Prompting muscle movement to prevent wasting

A team of scientists at Harvard set out to create such a device, calling it MAGENTA, short for mechanically active gel–elastomer–nitinol tissue adhesive. It consists of a soft, springy material called shape memory alloy (SMA) that’s attached to a tough, biologically compatible adhesive called a hydrogel. Changing the temperature of the SMA causes it to act as an actuator, exerting mechanical force that’s transferred to the tissue through the attaching adhesive.

“Our SMA-based actuators provide a simple and versatile approach to implementing tissue stretching/contraction with a biocompatible actuation mechanism and scalable design,” the researchers wrote.

The MAGENTA system can be remote controlled using a laser to regulate the temperature of the SMA, though most experiments used direct electrical control of the device, as this tended to yield more consistent results.

“While remote control systems typically involve complex electrical circuits … and require a large physical space to mount the additional equipment, the wireless actuation of MAGENTA is possible without additional electrical components or complex application systems,” the scientists said, noting future studies could aim at improving the wireless setup’s reliability.

The researchers showed through experiments that the MAGENTA device could apply stretching and contracting forces to muscle tissue, as designed. The forces were generated along the length of the muscle and also affected deeper muscle tissue beneath where the device was attached.

Testing on muscle atrophy in mouse model

They also tested the device in experiments with mice. In one experiment, the MAGENTA device was attached to the atrophied calf muscles of some of them to provide mechanical stimulation while their legs were immobilized. In the other, the animal were first immobilized for several weeks, and then treated with MAGENTA. The experiments suggested the device can help slow ongoing atrophy as well as prevent it from developing in the first place.

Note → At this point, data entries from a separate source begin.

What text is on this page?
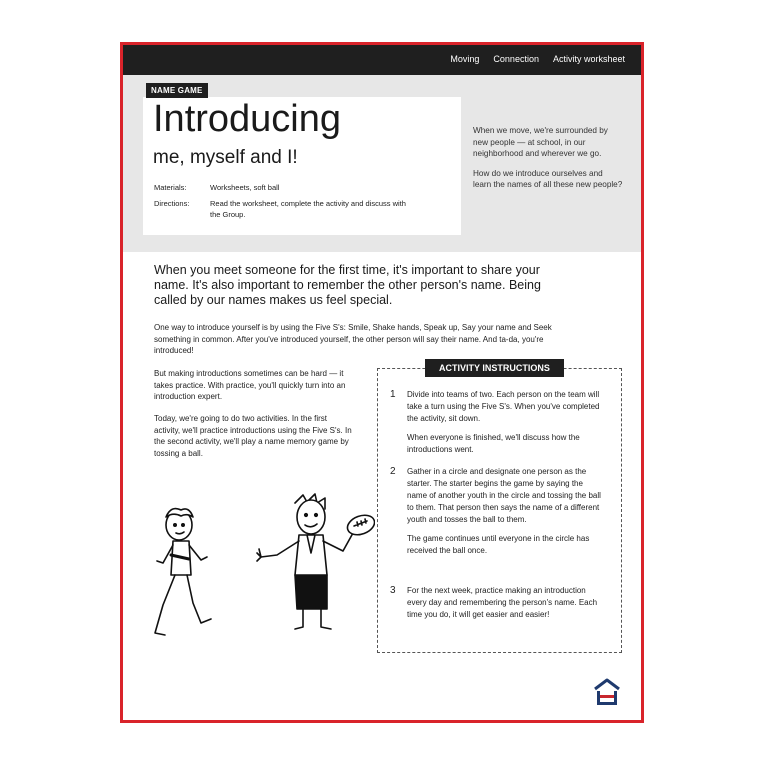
Moving Connection Activity worksheet
NAME GAME
Introducing
me, myself and I!
Materials:	Worksheets, soft ball
Directions:	Read the worksheet, complete the activity and discuss with the Group.

When we move, we're surrounded by new people — at school, in our neighborhood and wherever we go.

How do we introduce ourselves and learn the names of all these new people?

When you meet someone for the first time, it's important to share your name. It's also important to remember the other person's name. Being called by our names makes us feel special.
One way to introduce yourself is by using the Five S's: Smile, Shake hands, Speak up, Say your name and Seek something in common. After you've introduced yourself, the other person will say their name. And ta-da, you're introduced!
But making introductions sometimes can be hard — it takes practice. With practice, you'll quickly turn into an introduction expert.
Today, we're going to do two activities. In the first activity, we'll practice introductions using the Five S's. In the second activity, we'll play a name memory game by tossing a ball.
ACTIVITY INSTRUCTIONS
1 Divide into teams of two. Each person on the team will take a turn using the Five S's. When you've completed the activity, sit down.

When everyone is finished, we'll discuss how the introductions went.

2 Gather in a circle and designate one person as the starter. The starter begins the game by saying the name of another youth in the circle and tossing the ball to them. That person then says the name of a different youth and tosses the ball to them.

The game continues until everyone in the circle has received the ball once.

3 For the next week, practice making an introduction every day and remembering the person's name. Each time you do, it will get easier and easier!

With MAGENTA, we developed a new integrated multi-component system for the [mechanic stimulation] of muscle that can be directly placed on muscle tissue to trigger key molecular pathways for growth.

The mice treated with the MAGENTA device showed larger muscles capable of generating more force, indicating less atrophy. Biochemical analyses of the muscle tissue indicated less atrophy in MAGENTA-treated mice and suggested increases in pathways that promote muscle growth.

“While untreated muscles and muscles treated with the device, but not stimulated significantly, wasted away during this period, the actively stimulated muscles showed reduced muscle wasting. Our approach could also promote the recovery of muscle mass that already had been lost over a three-week period of immobilization,” said Sungmin Nam, PhD, a research fellow at Harvard and co-author of the study.

These anti-atrophy effects were not seen with a different mechanical stimulation device that was applied over the mice’s skin. “This highlights the effectiveness of MAGENTA despite the required implantation procedure,” the researchers wrote. Other results suggested the implanted device did not induce substantial inflammation.

“The general capabilities of MAGENTA and fact that its assembly can be easily scaled from millimeters to several centimeters could make it interesting as a central piece of future mechanotherapy not only to treat atrophy, but perhaps also to accelerate regeneration in the skin, heart, and other places that might benefit from this form of [mechanic stimulation],” Nam said.